- Theatrical release poster
- Traditional Chinese: 抓特務
- Simplified Chinese: 抓特务
- Literal meaning: Catch the spy
- Hanyu Pinyin: Zhūa Tè Wù
- Directed by: Feng Xiaogang
- Written by: Shi Jianquan
- Starring: Lei Jiayin; Hu Ge;
- Music by: Han Hong
- Production company: Damai Entertainment Holdings
- Release date: June 19, 2026;
- Running time: 142 minutes
- Country: China
- Language: Mandarin
- Box office: US$17.6 million

= I Know Who You Are (2026 film) =

2026 Chinese film by Feng Xiaogang

I Know Who You Are (抓特务 (抓特務, Zhūa Tè Wù)) is a 2026 Chinese period drama film directed by Feng Xiaogang and based on Zhang Ce's 1992 novella No Regrets Tracking (无悔追踪 (無悔追蹤, Wú Huǐ Zhuī Zōng)). Set in Beijing, the film spans nearly four decades and stars Lei Jiayin and Hu Ge opposite each other.

== Plot ==
In 1949, during the days leading up to Proclamation of the People's Republic of China, Feng Jingbo, a commissioned Lt. Colonel of Bureau of Investigation and Statistics (BIS) with code number 5182, receives an order from his superior Yan Diankun to stay behind to collect intelligence, while others retreat to Hong Kong and Taiwan. Xiao Dali, a dedicated and stubborn local public security officer of the new republic, becomes highly suspicious of Feng during the Campaign to Suppress Counterrevolutionaries. He believes Feng to be a Kuomintang sleeper agent because of the latter's unexpected familiarity with ceremonial cannons, despite the guise of a schoolteacher. Xiao thus moves into the same hutong where Feng lives, keeping his suspect under constant surveillance.
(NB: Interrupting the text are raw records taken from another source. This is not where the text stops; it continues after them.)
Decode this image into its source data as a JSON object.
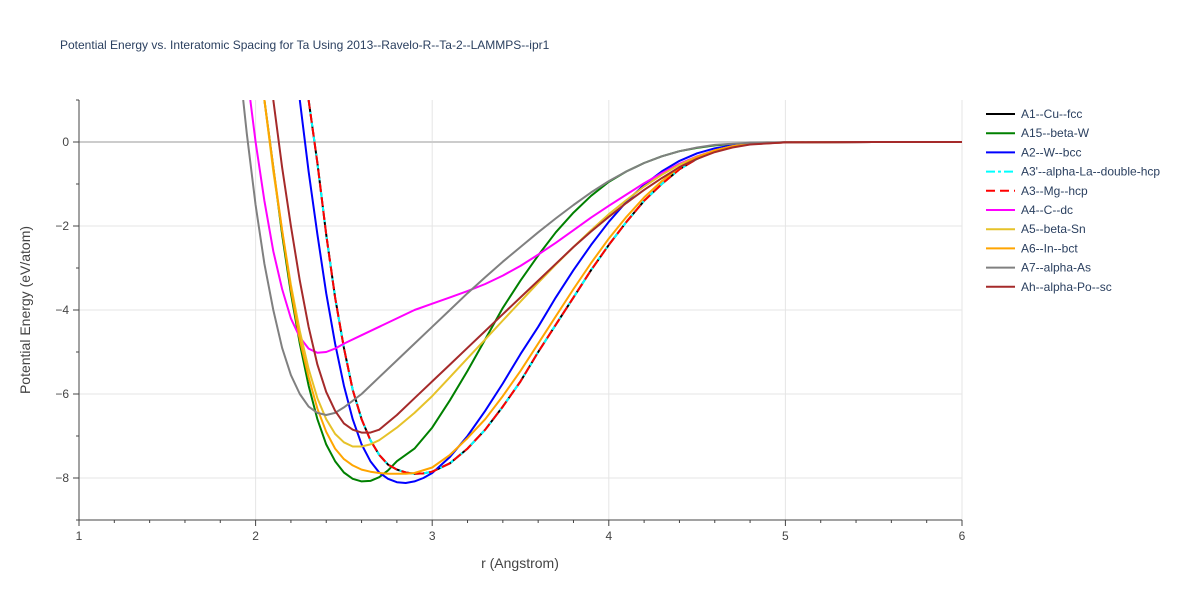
{
  "chart_data": {
    "type": "line",
    "title": "Potential Energy vs. Interatomic Spacing for Ta Using 2013--Ravelo-R--Ta-2--LAMMPS--ipr1",
    "xlabel": "r (Angstrom)",
    "ylabel": "Potential Energy (eV/atom)",
    "xlim": [
      1,
      6
    ],
    "ylim": [
      -9,
      1
    ],
    "xticks": [
      1,
      2,
      3,
      4,
      5,
      6
    ],
    "yticks": [
      -8,
      -6,
      -4,
      -2,
      0
    ],
    "grid": true,
    "legend_position": "right",
    "series": [
      {
        "name": "A1--Cu--fcc",
        "color": "#000000",
        "dash": "solid",
        "x": [
          2.3,
          2.35,
          2.4,
          2.45,
          2.5,
          2.55,
          2.6,
          2.65,
          2.7,
          2.75,
          2.8,
          2.85,
          2.9,
          2.95,
          3.0,
          3.1,
          3.2,
          3.3,
          3.4,
          3.5,
          3.6,
          3.7,
          3.8,
          3.9,
          4.0,
          4.1,
          4.2,
          4.3,
          4.4,
          4.5,
          4.6,
          4.7,
          4.8,
          4.9,
          5.0,
          5.2,
          5.5,
          6.0
        ],
        "y": [
          1.0,
          -0.5,
          -2.2,
          -3.7,
          -4.9,
          -5.9,
          -6.6,
          -7.1,
          -7.45,
          -7.68,
          -7.8,
          -7.87,
          -7.9,
          -7.89,
          -7.85,
          -7.65,
          -7.3,
          -6.85,
          -6.3,
          -5.7,
          -5.0,
          -4.35,
          -3.7,
          -3.05,
          -2.45,
          -1.9,
          -1.4,
          -1.0,
          -0.65,
          -0.4,
          -0.22,
          -0.11,
          -0.05,
          -0.02,
          -0.01,
          0,
          0,
          0
        ]
      },
      {
        "name": "A15--beta-W",
        "color": "#008000",
        "dash": "solid",
        "x": [
          2.05,
          2.1,
          2.15,
          2.2,
          2.25,
          2.3,
          2.35,
          2.4,
          2.45,
          2.5,
          2.55,
          2.6,
          2.65,
          2.7,
          2.75,
          2.8,
          2.9,
          3.0,
          3.1,
          3.2,
          3.3,
          3.4,
          3.5,
          3.6,
          3.7,
          3.8,
          3.9,
          4.0,
          4.1,
          4.2,
          4.3,
          4.4,
          4.5,
          4.6,
          4.7,
          4.8,
          5.0,
          5.5,
          6.0
        ],
        "y": [
          1.0,
          -0.6,
          -2.2,
          -3.6,
          -4.8,
          -5.8,
          -6.6,
          -7.2,
          -7.6,
          -7.87,
          -8.02,
          -8.08,
          -8.07,
          -7.98,
          -7.82,
          -7.6,
          -7.3,
          -6.8,
          -6.15,
          -5.45,
          -4.7,
          -3.95,
          -3.3,
          -2.7,
          -2.15,
          -1.68,
          -1.28,
          -0.95,
          -0.7,
          -0.5,
          -0.34,
          -0.22,
          -0.14,
          -0.08,
          -0.05,
          -0.03,
          -0.01,
          0,
          0
        ]
      },
      {
        "name": "A2--W--bcc",
        "color": "#0000ff",
        "dash": "solid",
        "x": [
          2.25,
          2.3,
          2.35,
          2.4,
          2.45,
          2.5,
          2.55,
          2.6,
          2.65,
          2.7,
          2.75,
          2.8,
          2.85,
          2.9,
          2.95,
          3.0,
          3.1,
          3.2,
          3.3,
          3.4,
          3.5,
          3.6,
          3.7,
          3.8,
          3.9,
          4.0,
          4.1,
          4.2,
          4.3,
          4.4,
          4.5,
          4.6,
          4.7,
          4.8,
          5.0,
          5.5,
          6.0
        ],
        "y": [
          1.0,
          -0.7,
          -2.2,
          -3.6,
          -4.8,
          -5.8,
          -6.6,
          -7.2,
          -7.6,
          -7.87,
          -8.02,
          -8.1,
          -8.12,
          -8.08,
          -8.0,
          -7.88,
          -7.5,
          -7.0,
          -6.4,
          -5.75,
          -5.05,
          -4.4,
          -3.7,
          -3.05,
          -2.45,
          -1.9,
          -1.42,
          -1.02,
          -0.7,
          -0.45,
          -0.27,
          -0.15,
          -0.08,
          -0.04,
          -0.01,
          0,
          0
        ]
      },
      {
        "name": "A3'--alpha-La--double-hcp",
        "color": "#00ffff",
        "dash": "dashdot",
        "x": [
          2.3,
          2.35,
          2.4,
          2.45,
          2.5,
          2.55,
          2.6,
          2.65,
          2.7,
          2.75,
          2.8,
          2.85,
          2.9,
          2.95,
          3.0,
          3.1,
          3.2,
          3.3,
          3.4,
          3.5,
          3.6,
          3.7,
          3.8,
          3.9,
          4.0,
          4.1,
          4.2,
          4.3,
          4.4,
          4.5,
          4.6,
          4.7,
          4.8,
          4.9,
          5.0,
          5.2,
          5.5,
          6.0
        ],
        "y": [
          1.0,
          -0.5,
          -2.2,
          -3.7,
          -4.9,
          -5.9,
          -6.6,
          -7.1,
          -7.45,
          -7.68,
          -7.8,
          -7.87,
          -7.9,
          -7.89,
          -7.85,
          -7.65,
          -7.3,
          -6.85,
          -6.3,
          -5.7,
          -5.0,
          -4.35,
          -3.7,
          -3.05,
          -2.45,
          -1.9,
          -1.4,
          -1.0,
          -0.65,
          -0.4,
          -0.22,
          -0.11,
          -0.05,
          -0.02,
          -0.01,
          0,
          0,
          0
        ]
      },
      {
        "name": "A3--Mg--hcp",
        "color": "#ff0000",
        "dash": "dash",
        "x": [
          2.3,
          2.35,
          2.4,
          2.45,
          2.5,
          2.55,
          2.6,
          2.65,
          2.7,
          2.75,
          2.8,
          2.85,
          2.9,
          2.95,
          3.0,
          3.1,
          3.2,
          3.3,
          3.4,
          3.5,
          3.6,
          3.7,
          3.8,
          3.9,
          4.0,
          4.1,
          4.2,
          4.3,
          4.4,
          4.5,
          4.6,
          4.7,
          4.8,
          4.9,
          5.0,
          5.2,
          5.5,
          6.0
        ],
        "y": [
          1.0,
          -0.5,
          -2.2,
          -3.7,
          -4.9,
          -5.9,
          -6.6,
          -7.1,
          -7.45,
          -7.68,
          -7.8,
          -7.87,
          -7.9,
          -7.89,
          -7.85,
          -7.65,
          -7.3,
          -6.85,
          -6.3,
          -5.7,
          -5.0,
          -4.35,
          -3.7,
          -3.05,
          -2.45,
          -1.9,
          -1.4,
          -1.0,
          -0.65,
          -0.4,
          -0.22,
          -0.11,
          -0.05,
          -0.02,
          -0.01,
          0,
          0,
          0
        ]
      },
      {
        "name": "A4--C--dc",
        "color": "#ff00ff",
        "dash": "solid",
        "x": [
          1.97,
          2.0,
          2.05,
          2.1,
          2.15,
          2.2,
          2.25,
          2.3,
          2.35,
          2.4,
          2.45,
          2.5,
          2.6,
          2.7,
          2.8,
          2.9,
          3.0,
          3.1,
          3.2,
          3.3,
          3.4,
          3.5,
          3.6,
          3.7,
          3.8,
          3.9,
          4.0,
          4.1,
          4.2,
          4.3,
          4.4,
          4.5,
          4.6,
          4.7,
          4.8,
          5.0,
          5.5,
          6.0
        ],
        "y": [
          1.0,
          0.0,
          -1.4,
          -2.6,
          -3.5,
          -4.2,
          -4.65,
          -4.92,
          -5.02,
          -5.0,
          -4.92,
          -4.8,
          -4.6,
          -4.4,
          -4.2,
          -4.0,
          -3.85,
          -3.7,
          -3.55,
          -3.38,
          -3.18,
          -2.95,
          -2.68,
          -2.4,
          -2.1,
          -1.8,
          -1.52,
          -1.25,
          -0.98,
          -0.74,
          -0.52,
          -0.34,
          -0.2,
          -0.1,
          -0.05,
          -0.01,
          0,
          0
        ]
      },
      {
        "name": "A5--beta-Sn",
        "color": "#e6c229",
        "dash": "solid",
        "x": [
          2.05,
          2.1,
          2.15,
          2.2,
          2.25,
          2.3,
          2.35,
          2.4,
          2.45,
          2.5,
          2.55,
          2.6,
          2.65,
          2.7,
          2.8,
          2.9,
          3.0,
          3.1,
          3.2,
          3.3,
          3.4,
          3.5,
          3.6,
          3.7,
          3.8,
          3.9,
          4.0,
          4.1,
          4.2,
          4.3,
          4.4,
          4.5,
          4.6,
          4.7,
          4.8,
          5.0,
          5.5,
          6.0
        ],
        "y": [
          1.0,
          -0.7,
          -2.1,
          -3.4,
          -4.5,
          -5.4,
          -6.1,
          -6.6,
          -6.95,
          -7.15,
          -7.25,
          -7.25,
          -7.2,
          -7.1,
          -6.8,
          -6.45,
          -6.05,
          -5.6,
          -5.15,
          -4.7,
          -4.25,
          -3.8,
          -3.35,
          -2.92,
          -2.5,
          -2.1,
          -1.72,
          -1.38,
          -1.06,
          -0.78,
          -0.54,
          -0.35,
          -0.2,
          -0.1,
          -0.05,
          -0.01,
          0,
          0
        ]
      },
      {
        "name": "A6--In--bct",
        "color": "#ffa500",
        "dash": "solid",
        "x": [
          2.05,
          2.1,
          2.15,
          2.2,
          2.25,
          2.3,
          2.35,
          2.4,
          2.45,
          2.5,
          2.55,
          2.6,
          2.65,
          2.7,
          2.75,
          2.8,
          2.85,
          2.9,
          3.0,
          3.1,
          3.2,
          3.3,
          3.4,
          3.5,
          3.6,
          3.7,
          3.8,
          3.9,
          4.0,
          4.1,
          4.2,
          4.3,
          4.4,
          4.5,
          4.6,
          4.7,
          4.8,
          5.0,
          5.5,
          6.0
        ],
        "y": [
          1.0,
          -0.6,
          -2.1,
          -3.5,
          -4.7,
          -5.6,
          -6.35,
          -6.9,
          -7.3,
          -7.55,
          -7.7,
          -7.8,
          -7.85,
          -7.88,
          -7.9,
          -7.9,
          -7.9,
          -7.88,
          -7.75,
          -7.45,
          -7.05,
          -6.6,
          -6.05,
          -5.45,
          -4.8,
          -4.15,
          -3.5,
          -2.88,
          -2.3,
          -1.78,
          -1.32,
          -0.93,
          -0.6,
          -0.36,
          -0.2,
          -0.1,
          -0.05,
          -0.01,
          0,
          0
        ]
      },
      {
        "name": "A7--alpha-As",
        "color": "#808080",
        "dash": "solid",
        "x": [
          1.93,
          1.95,
          2.0,
          2.05,
          2.1,
          2.15,
          2.2,
          2.25,
          2.3,
          2.35,
          2.4,
          2.45,
          2.5,
          2.6,
          2.7,
          2.8,
          2.9,
          3.0,
          3.1,
          3.2,
          3.3,
          3.4,
          3.5,
          3.6,
          3.7,
          3.8,
          3.9,
          4.0,
          4.1,
          4.2,
          4.3,
          4.4,
          4.5,
          4.6,
          4.7,
          4.8,
          5.0,
          5.5,
          6.0
        ],
        "y": [
          1.0,
          0.2,
          -1.5,
          -2.9,
          -4.0,
          -4.9,
          -5.55,
          -6.0,
          -6.3,
          -6.45,
          -6.5,
          -6.45,
          -6.32,
          -6.0,
          -5.6,
          -5.2,
          -4.8,
          -4.4,
          -4.0,
          -3.6,
          -3.22,
          -2.85,
          -2.5,
          -2.15,
          -1.82,
          -1.5,
          -1.2,
          -0.93,
          -0.7,
          -0.5,
          -0.34,
          -0.22,
          -0.13,
          -0.07,
          -0.04,
          -0.02,
          -0.01,
          0,
          0
        ]
      },
      {
        "name": "Ah--alpha-Po--sc",
        "color": "#a52a2a",
        "dash": "solid",
        "x": [
          2.1,
          2.15,
          2.2,
          2.25,
          2.3,
          2.35,
          2.4,
          2.45,
          2.5,
          2.55,
          2.6,
          2.65,
          2.7,
          2.8,
          2.9,
          3.0,
          3.1,
          3.2,
          3.3,
          3.4,
          3.5,
          3.6,
          3.7,
          3.8,
          3.9,
          4.0,
          4.1,
          4.2,
          4.3,
          4.4,
          4.5,
          4.6,
          4.7,
          4.8,
          5.0,
          5.5,
          6.0
        ],
        "y": [
          1.0,
          -0.6,
          -2.0,
          -3.3,
          -4.4,
          -5.3,
          -5.95,
          -6.4,
          -6.7,
          -6.85,
          -6.92,
          -6.92,
          -6.85,
          -6.5,
          -6.1,
          -5.7,
          -5.3,
          -4.9,
          -4.5,
          -4.1,
          -3.7,
          -3.3,
          -2.9,
          -2.5,
          -2.13,
          -1.78,
          -1.45,
          -1.14,
          -0.86,
          -0.6,
          -0.4,
          -0.24,
          -0.13,
          -0.06,
          -0.01,
          0,
          0
        ]
      }
    ]
  }
}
Over the next 35 plus years, against the backdrop of China's monumental historical shifts, from the Great Leap Forward and the Cultural Revolution to Reform and opening up and the Battle of Laoshan, Xiao plays cat and mouse with Feng. The two men grow old side-by-side as ordinary neighbors, locked in a silent, bitter ideological rivalry that defines both of their lives.
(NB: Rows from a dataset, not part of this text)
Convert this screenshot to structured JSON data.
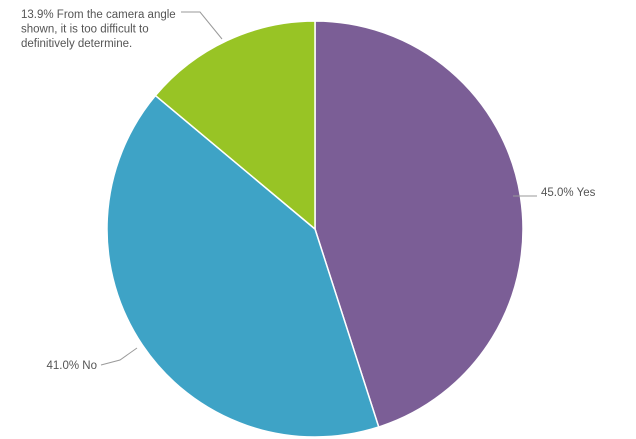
{
  "chart_data": {
    "type": "pie",
    "title": "",
    "start_angle_deg": 0,
    "direction": "clockwise",
    "slices": [
      {
        "label": "Yes",
        "value": 45.0,
        "color": "#7b5e96",
        "label_lines": [
          "45.0% Yes"
        ]
      },
      {
        "label": "No",
        "value": 41.0,
        "color": "#3ea3c6",
        "label_lines": [
          "41.0% No"
        ]
      },
      {
        "label": "From the camera angle shown, it is too difficult to definitively determine.",
        "value": 13.9,
        "color": "#98c425",
        "label_lines": [
          "13.9% From the camera angle",
          "shown, it is too difficult to",
          "definitively determine."
        ]
      }
    ]
  }
}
Unbeknownst to the two, BIS has been reorganized in 1955 and its spymaster Mao Renfeng passes away in 1956. Feng's former boss Yan has become a rich merchant from Hong Kong and has been courted by the United Front Work Department in the 1960s. Years later Feng meets Yan again at a wedding event, but is forgotten by the latter. After jogging Yan’s memory and learning that he is obsolete, Feng finally decides to confess to Xiao and the two families become in-laws due to their children's romantic bonds. The film ends with the two watching the 2008 Summer Olympics while arguing over the name of their newborn great-grandson.

== Cast ==
- Lei Jiayin as Xiao Dali, the head of a local police station
- Hu Ge as Feng Jingbo, a primary school teacher and long-term undercover agent
- Chuai Ni as Liu Yaqin, Xiao Dali's wife
- Zhang Yao as Liu Yemei, Feng Jingbo's wife
- Lin Xiaofan as Xiao Xinwei, Xiao Dali's eldest son
- Yang Shuyi as Feng Kangmei, Feng Jingbo's daughter
- Liu Peiqi as Wang Liujin, another spy
- Jiang Wu as Uncle Bao
- Yu Hewei as Yan Diankun, Feng Jingbo's direct superior and high-ranking undercover agent

== Production ==
I Know Who You Are marks the first collaboration among director Feng Xiaogang and lead actors Lei Jiayin and Hu Ge. Principal photography took place in Hainan.

== Release ==
The film was released in China on June 19, 2026. On July 3, 2026, it was released in the United States. Achieving a score of 7.5 on Douban, the box office has not been satisfactory and is said to be caused by the director's much earlier insult towards the audience's intelligence. The movie is said to have been censored for several places not according to the director's will.

== Reception ==
The film's audience reception was described as mixed. Hubei Daily compared the film with Dear You (2026), arguing that it placed "excessive emphasis on historical narrative at the expense of emotional engagement", while World Journal reported that common criticism focused on the screenplay's pacing, narrative style, and period setting.

Michael Ngan, writing for Mirror Daily, argued that the film's poor reception reflected "intensifying tensions between the grassroots and the elite", as working-class audiences had little interest in a "didactic" film and resented China's entertainment elite. Steven Tian of The Storm Media wrote that the film exemplified "a common approach in contemporary Chinese cultural works beneath its commercial packaging", which "downplays ideological confrontation in favor of emphasizing a community with a shared future in which 'you are part of me, and I am part of you'", presenting "a subtler form of propaganda by transforming historical trauma and questions of identity into a warm, everyday narrative".